When the locomotive rounds a corner on the high, exposed cliff above the Animas River, you can see the black steam engine chugging ahead into the mountains, as it’s done for the past 100 years. The majority of passengers on the historic Durango & Silverton Narrow Gauge Railroad are bound for the old mining town of Silverton, where they'll stop for lunch and a photo-op before taking the train back to Durango.
Between 20 and 30 passengers, however, will not make it there. The train will leave them on the side of the tracks, deep within the Weminuche Wilderness. From there, they will hike six-miles up (and we mean up) to the fabled Chicago Basin.
Sitting at 11,200 feet beneath an amphitheater wall of 14,000-foot mountains, this bucket list destination attracts upwards of 5,000 hikers and mountaineers in a season. The steep spires, coated in snow through much of the summer, are nothing short of postcard material. For peak-baggers, this is one excursion not to miss: Mt. Eolus, Sunlight Peak, North Eolus, and Windom Peak rise easily above 14,000 feet and can be achieved in a four- or five-day trip.
In other words, taking the train to Chicago Basin is a must-do for any Durango-area adventurer. And, as the summer crowds wind down a bit, now is an ideal time to start planning a trip.
Some three hours after leaving Durango, the train stops near the Needle Creek trailhead. Backpacks, ice tools, and helmets are tossed from the coal car and hikers hurriedly dig through the pile to find their gear. The conductor waves goodbye and the wheel cranks slowly pump up and down, gaining speed, pushing the locomotive forward. It blows its horn, a deafening noise in the wilderness, and it’s gone. The six-mile hike into Chicago Basin is a steady, relentless uphill trudge. Following the cascading whitewater of Needle Creek, the trail leads hikers deeper and deeper into the Weminuche. For most, it takes four to five hours to reach the basin, putting you there around supper time. With upwards of 75 campers in the basin on a peak weekend, it can be a race against the other hikers to find a campsite for the night.
Chicago Basin is an unusually populous area within the Weminuche Wilderness, in large part because of the train access and cluster of climbs in the area. With so many other campers, it feels less like camping in the backcountry and more like a state park. Even the lanky, white mountain goats live here in mass. Strolling into your campsite in search of salt (generally found in your urine), the goats make no beans about following you to the bathroom. Because of the population density, the forest service passes out human waste bags to pack everything out. As the sun sinks, snow glistens atop the surrounding 14ers. Though Windom, the least difficult of the four peaks, is rated a Class II climb, most climbers have been using ice tools and crampons, even in July, thanks to an unusually wet summer that has left a thick coat of snow and ice in the San Juans. The other climbs range from Class III to IV.

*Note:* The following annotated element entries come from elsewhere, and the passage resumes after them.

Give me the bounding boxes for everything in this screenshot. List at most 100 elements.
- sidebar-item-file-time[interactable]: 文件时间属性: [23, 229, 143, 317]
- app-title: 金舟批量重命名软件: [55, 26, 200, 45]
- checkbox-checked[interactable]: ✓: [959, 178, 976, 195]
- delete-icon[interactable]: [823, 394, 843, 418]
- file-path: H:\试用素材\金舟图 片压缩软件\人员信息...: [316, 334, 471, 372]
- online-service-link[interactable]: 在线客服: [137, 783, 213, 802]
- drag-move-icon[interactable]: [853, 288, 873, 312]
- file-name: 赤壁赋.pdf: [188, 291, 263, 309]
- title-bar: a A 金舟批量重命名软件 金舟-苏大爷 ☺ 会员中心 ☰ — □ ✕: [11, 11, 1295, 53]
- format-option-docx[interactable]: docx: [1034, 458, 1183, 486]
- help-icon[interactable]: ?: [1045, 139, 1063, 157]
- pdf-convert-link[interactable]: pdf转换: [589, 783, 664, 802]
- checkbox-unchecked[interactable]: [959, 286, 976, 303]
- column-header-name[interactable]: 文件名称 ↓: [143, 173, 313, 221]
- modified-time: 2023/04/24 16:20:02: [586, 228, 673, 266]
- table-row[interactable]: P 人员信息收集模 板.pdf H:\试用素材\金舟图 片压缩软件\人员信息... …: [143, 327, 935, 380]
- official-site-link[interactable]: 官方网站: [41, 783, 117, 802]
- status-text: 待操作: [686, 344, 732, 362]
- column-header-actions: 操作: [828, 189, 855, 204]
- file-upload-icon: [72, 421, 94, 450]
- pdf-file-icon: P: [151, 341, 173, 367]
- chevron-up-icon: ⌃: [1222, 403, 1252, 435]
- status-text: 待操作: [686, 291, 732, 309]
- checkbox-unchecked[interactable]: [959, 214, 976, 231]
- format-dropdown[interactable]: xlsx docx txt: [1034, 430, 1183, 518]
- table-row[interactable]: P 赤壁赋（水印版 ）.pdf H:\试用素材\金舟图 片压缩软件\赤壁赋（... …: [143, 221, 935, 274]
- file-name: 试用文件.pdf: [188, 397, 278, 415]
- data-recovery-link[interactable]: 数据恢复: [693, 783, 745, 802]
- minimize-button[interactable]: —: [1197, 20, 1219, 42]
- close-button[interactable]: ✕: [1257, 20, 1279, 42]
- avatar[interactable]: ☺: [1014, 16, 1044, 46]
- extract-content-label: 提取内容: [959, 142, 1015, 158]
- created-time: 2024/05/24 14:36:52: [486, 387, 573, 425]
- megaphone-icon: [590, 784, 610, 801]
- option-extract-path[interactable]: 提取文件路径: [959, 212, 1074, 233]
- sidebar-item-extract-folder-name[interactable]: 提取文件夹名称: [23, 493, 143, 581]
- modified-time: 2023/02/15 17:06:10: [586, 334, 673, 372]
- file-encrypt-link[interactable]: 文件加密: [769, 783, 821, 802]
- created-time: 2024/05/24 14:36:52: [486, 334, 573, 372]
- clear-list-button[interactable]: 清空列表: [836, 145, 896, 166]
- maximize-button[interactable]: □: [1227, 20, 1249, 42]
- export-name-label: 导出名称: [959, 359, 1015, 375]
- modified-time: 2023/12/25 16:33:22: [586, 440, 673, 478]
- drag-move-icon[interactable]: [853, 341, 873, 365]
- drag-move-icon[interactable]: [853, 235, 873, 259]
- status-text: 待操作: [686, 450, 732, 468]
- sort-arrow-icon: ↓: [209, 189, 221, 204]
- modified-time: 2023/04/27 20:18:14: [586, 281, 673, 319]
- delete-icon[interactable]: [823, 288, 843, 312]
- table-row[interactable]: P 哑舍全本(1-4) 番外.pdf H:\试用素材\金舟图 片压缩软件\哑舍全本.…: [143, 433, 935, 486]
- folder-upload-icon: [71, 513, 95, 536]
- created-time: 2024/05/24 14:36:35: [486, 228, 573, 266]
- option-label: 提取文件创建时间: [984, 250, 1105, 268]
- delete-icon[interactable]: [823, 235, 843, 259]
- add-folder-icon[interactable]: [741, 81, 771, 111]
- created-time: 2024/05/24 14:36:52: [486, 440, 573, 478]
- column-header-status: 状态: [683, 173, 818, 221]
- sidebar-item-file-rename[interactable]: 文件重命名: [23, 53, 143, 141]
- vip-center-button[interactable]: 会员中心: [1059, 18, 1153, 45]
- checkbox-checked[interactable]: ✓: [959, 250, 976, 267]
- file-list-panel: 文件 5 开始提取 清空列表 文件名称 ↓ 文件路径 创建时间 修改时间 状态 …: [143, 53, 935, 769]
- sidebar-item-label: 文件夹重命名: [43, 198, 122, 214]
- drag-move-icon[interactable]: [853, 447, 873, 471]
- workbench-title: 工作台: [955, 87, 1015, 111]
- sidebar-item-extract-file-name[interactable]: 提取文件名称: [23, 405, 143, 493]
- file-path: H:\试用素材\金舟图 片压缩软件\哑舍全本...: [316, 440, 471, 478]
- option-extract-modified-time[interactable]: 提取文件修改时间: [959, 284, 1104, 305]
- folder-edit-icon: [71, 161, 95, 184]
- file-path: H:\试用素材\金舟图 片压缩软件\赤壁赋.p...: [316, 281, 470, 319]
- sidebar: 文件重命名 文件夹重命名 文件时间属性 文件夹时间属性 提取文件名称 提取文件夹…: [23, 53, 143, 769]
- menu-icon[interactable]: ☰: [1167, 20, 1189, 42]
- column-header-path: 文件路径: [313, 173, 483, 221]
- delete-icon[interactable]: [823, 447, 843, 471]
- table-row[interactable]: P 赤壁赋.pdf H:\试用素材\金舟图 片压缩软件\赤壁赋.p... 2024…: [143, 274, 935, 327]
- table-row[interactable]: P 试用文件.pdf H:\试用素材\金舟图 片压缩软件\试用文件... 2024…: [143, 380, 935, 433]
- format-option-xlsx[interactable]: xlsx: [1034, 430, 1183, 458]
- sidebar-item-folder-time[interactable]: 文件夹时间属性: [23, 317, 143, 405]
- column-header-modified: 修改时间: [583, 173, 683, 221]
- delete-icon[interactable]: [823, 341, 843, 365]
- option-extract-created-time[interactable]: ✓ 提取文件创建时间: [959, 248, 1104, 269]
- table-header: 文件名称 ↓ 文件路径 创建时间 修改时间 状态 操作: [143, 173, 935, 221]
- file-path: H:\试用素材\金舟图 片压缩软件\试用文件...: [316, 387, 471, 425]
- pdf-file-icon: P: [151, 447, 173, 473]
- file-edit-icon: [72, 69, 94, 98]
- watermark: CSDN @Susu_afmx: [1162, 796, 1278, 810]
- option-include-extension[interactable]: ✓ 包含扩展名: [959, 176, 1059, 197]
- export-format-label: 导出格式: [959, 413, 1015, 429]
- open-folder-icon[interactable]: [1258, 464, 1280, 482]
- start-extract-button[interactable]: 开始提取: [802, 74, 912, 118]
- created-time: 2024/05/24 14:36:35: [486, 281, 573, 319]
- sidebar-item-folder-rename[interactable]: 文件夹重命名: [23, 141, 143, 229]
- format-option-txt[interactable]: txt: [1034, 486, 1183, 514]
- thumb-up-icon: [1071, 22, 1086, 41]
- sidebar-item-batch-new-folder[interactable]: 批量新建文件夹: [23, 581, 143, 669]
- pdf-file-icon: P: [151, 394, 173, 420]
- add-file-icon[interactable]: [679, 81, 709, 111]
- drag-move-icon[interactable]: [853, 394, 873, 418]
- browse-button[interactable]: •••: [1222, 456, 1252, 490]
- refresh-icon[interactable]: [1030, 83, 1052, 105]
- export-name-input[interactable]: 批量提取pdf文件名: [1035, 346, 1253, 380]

Most hikers opt for a true alpine start — as early as 1 am — to tackle the surrounding 14ers. However, for a more relaxed excursion, you can access a multitude of trails within the Weminuche, a 500,000-acre wilderness area you could spend a lifetime exploring. From Chicago Basin, you can hike over Columbine Pass to the Vallecito Campground, a popular 3-4 day trip.
If you want a quintessential Durango experience, try ticking Chicago Basin off your list — as well as a few 14ers while you're there. Be sure to book your train ticket well in advance and plan on enjoying a well-deserved pint on the ride back to Durango.